Existential types, object-orientation.
Marco Pil
marcop@cs.kun.nl
Fri, 7 Nov 1997 16:26:22 +0100
Ovidiu Podisor wrote:
> 'Dynamic' could be thus regarded as type with an unbounded number of
> contructors (one for every 'real' type).
>
> This resembles the treatement of the 'Exception' type in ML, which is
> again a type with an unbounded number of constructors *and* allowing
> pattern matching.
>
> The way this is implemented in the Standard ML compiler is that the
> tag is not a (small) integer but the memory address of a string
> (the exception name).
>
> I wonder how the 'Dynamic' construct is implemented in Clean.
>
The dynamic construct in Clean is implemented by a tuple of an value
and an encoded version of its type.
The types are not coded as integers, for two reasons:
1. There is more than just pattern matching: actually a full-blown
type unification algorithm is executed at run-time.
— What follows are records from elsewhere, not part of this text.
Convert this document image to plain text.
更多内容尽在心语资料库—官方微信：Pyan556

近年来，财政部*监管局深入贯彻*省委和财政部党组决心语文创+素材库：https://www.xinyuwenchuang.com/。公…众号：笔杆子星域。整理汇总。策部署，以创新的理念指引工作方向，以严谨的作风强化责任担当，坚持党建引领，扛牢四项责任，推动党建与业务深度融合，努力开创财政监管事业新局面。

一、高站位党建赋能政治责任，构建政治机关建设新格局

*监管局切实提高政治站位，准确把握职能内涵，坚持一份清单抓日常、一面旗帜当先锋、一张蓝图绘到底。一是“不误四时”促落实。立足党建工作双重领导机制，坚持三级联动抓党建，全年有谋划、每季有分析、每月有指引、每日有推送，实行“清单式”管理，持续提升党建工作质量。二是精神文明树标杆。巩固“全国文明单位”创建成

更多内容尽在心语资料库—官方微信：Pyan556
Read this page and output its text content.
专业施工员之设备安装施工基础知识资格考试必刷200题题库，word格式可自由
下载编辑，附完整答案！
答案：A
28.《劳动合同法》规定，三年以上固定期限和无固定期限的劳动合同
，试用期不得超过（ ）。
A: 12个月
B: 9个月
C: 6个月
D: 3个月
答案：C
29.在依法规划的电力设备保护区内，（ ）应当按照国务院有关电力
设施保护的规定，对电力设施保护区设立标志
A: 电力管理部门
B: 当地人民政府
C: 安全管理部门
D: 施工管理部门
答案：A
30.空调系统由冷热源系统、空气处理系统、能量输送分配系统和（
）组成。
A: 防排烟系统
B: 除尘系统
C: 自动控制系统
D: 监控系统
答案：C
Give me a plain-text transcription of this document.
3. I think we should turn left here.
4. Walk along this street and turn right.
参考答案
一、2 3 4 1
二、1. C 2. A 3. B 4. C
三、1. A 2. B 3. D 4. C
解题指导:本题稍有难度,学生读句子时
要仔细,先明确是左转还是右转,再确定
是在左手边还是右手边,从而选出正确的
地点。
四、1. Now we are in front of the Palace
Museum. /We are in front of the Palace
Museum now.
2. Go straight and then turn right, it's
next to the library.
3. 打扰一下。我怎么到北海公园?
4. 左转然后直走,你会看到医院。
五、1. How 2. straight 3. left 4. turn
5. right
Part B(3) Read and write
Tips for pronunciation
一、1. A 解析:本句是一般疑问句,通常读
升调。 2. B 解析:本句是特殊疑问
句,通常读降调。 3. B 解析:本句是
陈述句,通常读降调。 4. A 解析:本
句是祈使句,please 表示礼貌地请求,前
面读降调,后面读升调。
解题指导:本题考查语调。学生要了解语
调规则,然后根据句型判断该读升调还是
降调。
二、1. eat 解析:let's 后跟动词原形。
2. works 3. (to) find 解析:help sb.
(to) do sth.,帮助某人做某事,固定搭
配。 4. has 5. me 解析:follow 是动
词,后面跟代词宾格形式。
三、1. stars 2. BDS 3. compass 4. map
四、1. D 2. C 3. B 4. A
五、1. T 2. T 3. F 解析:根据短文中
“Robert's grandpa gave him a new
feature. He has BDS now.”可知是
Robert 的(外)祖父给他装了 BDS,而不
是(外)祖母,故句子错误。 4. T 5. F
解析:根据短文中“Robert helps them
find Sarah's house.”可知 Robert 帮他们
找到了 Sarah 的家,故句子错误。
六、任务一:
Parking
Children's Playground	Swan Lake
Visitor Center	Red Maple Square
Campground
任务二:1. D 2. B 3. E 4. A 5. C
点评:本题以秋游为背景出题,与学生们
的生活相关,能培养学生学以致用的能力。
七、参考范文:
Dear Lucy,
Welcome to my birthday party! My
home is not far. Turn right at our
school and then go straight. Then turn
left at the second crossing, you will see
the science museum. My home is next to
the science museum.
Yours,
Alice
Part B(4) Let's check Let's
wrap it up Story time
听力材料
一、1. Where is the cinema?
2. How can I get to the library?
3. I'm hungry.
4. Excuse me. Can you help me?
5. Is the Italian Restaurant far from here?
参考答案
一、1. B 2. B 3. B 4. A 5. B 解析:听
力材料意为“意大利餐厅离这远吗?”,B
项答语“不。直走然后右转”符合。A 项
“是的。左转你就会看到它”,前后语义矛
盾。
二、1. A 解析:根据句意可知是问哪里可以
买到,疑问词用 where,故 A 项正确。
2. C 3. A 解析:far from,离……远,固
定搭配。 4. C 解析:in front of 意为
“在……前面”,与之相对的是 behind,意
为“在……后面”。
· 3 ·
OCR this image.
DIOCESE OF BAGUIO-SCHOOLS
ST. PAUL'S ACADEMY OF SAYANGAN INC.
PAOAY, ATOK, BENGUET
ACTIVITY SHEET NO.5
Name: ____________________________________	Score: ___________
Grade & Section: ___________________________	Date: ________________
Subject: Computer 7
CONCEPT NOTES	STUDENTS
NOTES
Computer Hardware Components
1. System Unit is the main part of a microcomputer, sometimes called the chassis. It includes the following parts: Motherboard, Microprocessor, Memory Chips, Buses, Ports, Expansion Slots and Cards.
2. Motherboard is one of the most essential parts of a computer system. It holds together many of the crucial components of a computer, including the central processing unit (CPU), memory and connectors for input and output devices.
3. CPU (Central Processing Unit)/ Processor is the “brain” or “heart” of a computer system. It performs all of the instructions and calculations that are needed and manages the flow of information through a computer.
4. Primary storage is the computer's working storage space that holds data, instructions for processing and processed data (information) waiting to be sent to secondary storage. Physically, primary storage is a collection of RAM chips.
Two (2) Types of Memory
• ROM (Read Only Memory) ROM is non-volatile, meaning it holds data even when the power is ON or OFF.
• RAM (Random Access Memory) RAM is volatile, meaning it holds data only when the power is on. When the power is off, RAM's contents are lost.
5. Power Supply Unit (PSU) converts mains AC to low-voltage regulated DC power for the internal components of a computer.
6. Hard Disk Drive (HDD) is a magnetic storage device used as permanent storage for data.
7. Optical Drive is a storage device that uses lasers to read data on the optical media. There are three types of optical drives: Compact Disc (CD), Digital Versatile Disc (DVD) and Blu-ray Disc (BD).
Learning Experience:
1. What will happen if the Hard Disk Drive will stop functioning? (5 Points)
For this the
type code has to have some structure.
One can write the following functions:
dynamicApply :: Dynamic Dynamic -> Dynamic
dynamicApply (f :: a -> b) (x :: a) = dynamic (f x) :: b
dynamicApply _ _ = dynamic "Type Error" :: String
dynI = dynamic I :: (A.a: a -> a)
dyn37 = dynamic 37 :: Int
so that 'dynamicApply dynI dyn37' results in 'dynamic 37 :: Int'.
2. Dynamic values are designed to persist beyond the borders of one
application. And, as different programs can define their own
datatypes (sometimes using the same name for different types),
is necessary to encode the entire definition of all datatypes.